Synthesis and characterization of cyclopentadithiophene (CPDT)-naphthalene (NDI) push-pull ABA-type oligomers and copolymers

Abstract

This thesis presents the synthesis, characterization, and device performance of a series of cyclopentadithiophene (CPDT)-naphthalene (NDI) donor-acceptor (D-A) ABA-type oligomers and copolymers. These oligomers composed of CPDT-NDI-CPDT unit with various alkyl chains are successfully synthesized via direct arylation using palladium complex catalyst. The corresponding copolymers are synthesized by oxidative polymerization using FeCl3. All of oligomers and copolymers are systematically characterized and analyzed by gel permeation chromatography (GPC), 1H NMR and UV-vis-NIR absorption spectroscopies, cyclic voltammetry (CV), thermogravimetric analysis (TGA), X-ray diffraction (XRD) and differential scanning calorimetry (DSC).
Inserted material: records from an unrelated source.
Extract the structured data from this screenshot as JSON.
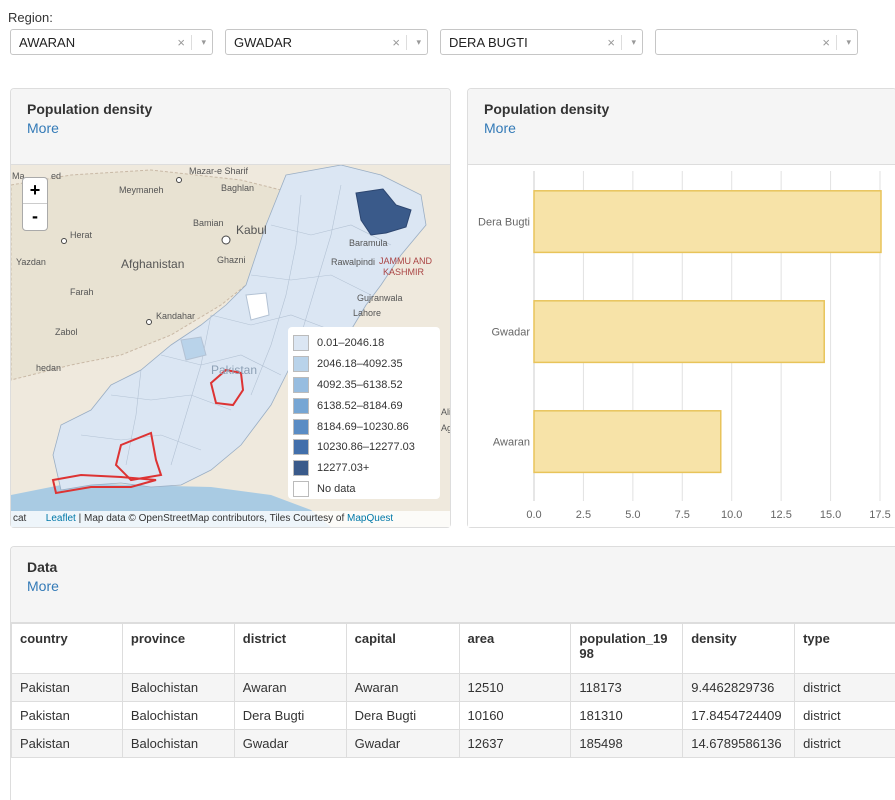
{
  "region_label": "Region:",
  "selects": [
    {
      "value": "AWARAN",
      "clear": "×",
      "arrow": "▾"
    },
    {
      "value": "GWADAR",
      "clear": "×",
      "arrow": "▾"
    },
    {
      "value": "DERA BUGTI",
      "clear": "×",
      "arrow": "▾"
    },
    {
      "value": "",
      "clear": "×",
      "arrow": "▾"
    }
  ],
  "map_panel": {
    "title": "Population density",
    "more": "More"
  },
  "chart_panel": {
    "title": "Population density",
    "more": "More"
  },
  "data_panel": {
    "title": "Data",
    "more": "More"
  },
  "map": {
    "zoom_in": "+",
    "zoom_out": "-",
    "places": {
      "mazar": "Mazar-e Sharif",
      "meymaneh": "Meymaneh",
      "baghlan": "Baghlan",
      "kabul": "Kabul",
      "bamian": "Bamian",
      "herat": "Herat",
      "afghanistan": "Afghanistan",
      "ghazni": "Ghazni",
      "farah": "Farah",
      "kandahar": "Kandahar",
      "zabol": "Zabol",
      "yazdan": "Yazdan",
      "baramula": "Baramula",
      "jammu": "JAMMU AND",
      "kashmir": "KASHMIR",
      "lahore": "Lahore",
      "gujranwala": "Gujranwala",
      "pakistan": "Pakistan",
      "rawalpindi": "Rawalpindi",
      "ma": "Ma",
      "ed": "ed",
      "hedan": "hedan",
      "ali": "Ali",
      "ag": "Ag",
      "cat": "cat"
    },
    "legend": [
      {
        "label": "0.01–2046.18",
        "color": "#dbe6f3"
      },
      {
        "label": "2046.18–4092.35",
        "color": "#b9d3ea"
      },
      {
        "label": "4092.35–6138.52",
        "color": "#97bde0"
      },
      {
        "label": "6138.52–8184.69",
        "color": "#76a6d4"
      },
      {
        "label": "8184.69–10230.86",
        "color": "#5a8cc4"
      },
      {
        "label": "10230.86–12277.03",
        "color": "#426fab"
      },
      {
        "label": "12277.03+",
        "color": "#3a5a8a"
      },
      {
        "label": "No data",
        "color": "#ffffff"
      }
    ],
    "attribution_prefix": "cat",
    "attribution_leaflet": "Leaflet",
    "attribution_text": " | Map data © OpenStreetMap contributors, Tiles Courtesy of ",
    "attribution_mapquest": "MapQuest"
  },
  "chart_data": {
    "type": "bar",
    "orientation": "horizontal",
    "categories": [
      "Dera Bugti",
      "Gwadar",
      "Awaran"
    ],
    "values": [
      17.84547244,
      14.678958613,
      9.4462829736
    ],
    "xlim": [
      0,
      17.5
    ],
    "xticks": [
      "0.0",
      "2.5",
      "5.0",
      "7.5",
      "10.0",
      "12.5",
      "15.0",
      "17.5"
    ],
    "bar_fill": "#f7e3a8",
    "bar_stroke": "#e8c45a",
    "grid": true
  },
  "table": {
    "headers": [
      "country",
      "province",
      "district",
      "capital",
      "area",
      "population_1998",
      "density",
      "type"
    ],
    "rows": [
      [
        "Pakistan",
        "Balochistan",
        "Awaran",
        "Awaran",
        "12510",
        "118173",
        "9.4462829736",
        "district"
      ],
      [
        "Pakistan",
        "Balochistan",
        "Dera Bugti",
        "Dera Bugti",
        "10160",
        "181310",
        "17.8454724409",
        "district"
      ],
      [
        "Pakistan",
        "Balochistan",
        "Gwadar",
        "Gwadar",
        "12637",
        "185498",
        "14.6789586136",
        "district"
      ]
    ]
  }
}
GPC measurement shows that these polymers are of relatively high molecular weight, Mn = 21800-76000. These copolymers show deep-red absorption including near-infrared region (up to 1100 nm) due to their quite narrow bandgap. Impressively, the electrochemical property of the resulting copolymers exhibits lowest unoccupied molecular orbital (LUMO) at about - 3.7 eV, which has been considered as the favorable level as n-type materials for use in organic photovoltaic devices (OPVs). These copolymers exhibit only n-type property giving the highest electron mobility of 3.7 x 10-4 cm2 V-1 s-1 in organic field-effect transistor because of its strong intermolecular interaction. On the other hand, the copolymer with highly soluble branched alkyl chain shows the highest power conversion efficiency of 0.25% in organic photovoltaic device. To investigate the versatile reactivity of C-H direct arylation, the copolymers composed of above unit with benzothiadiazole, thiophene, or bithiophene are also II synthesized by direct arylation polymerization. All polymers have higher molecular weight (Mn = 18000-52000) than the alternative polymers of dibromo-NDI and CPDT obtained from similar reaction condition. The optical and electrochemical properties of these polymers are measured by UV-vis-NIR spectra, 1H-NMR, GPC and CVs.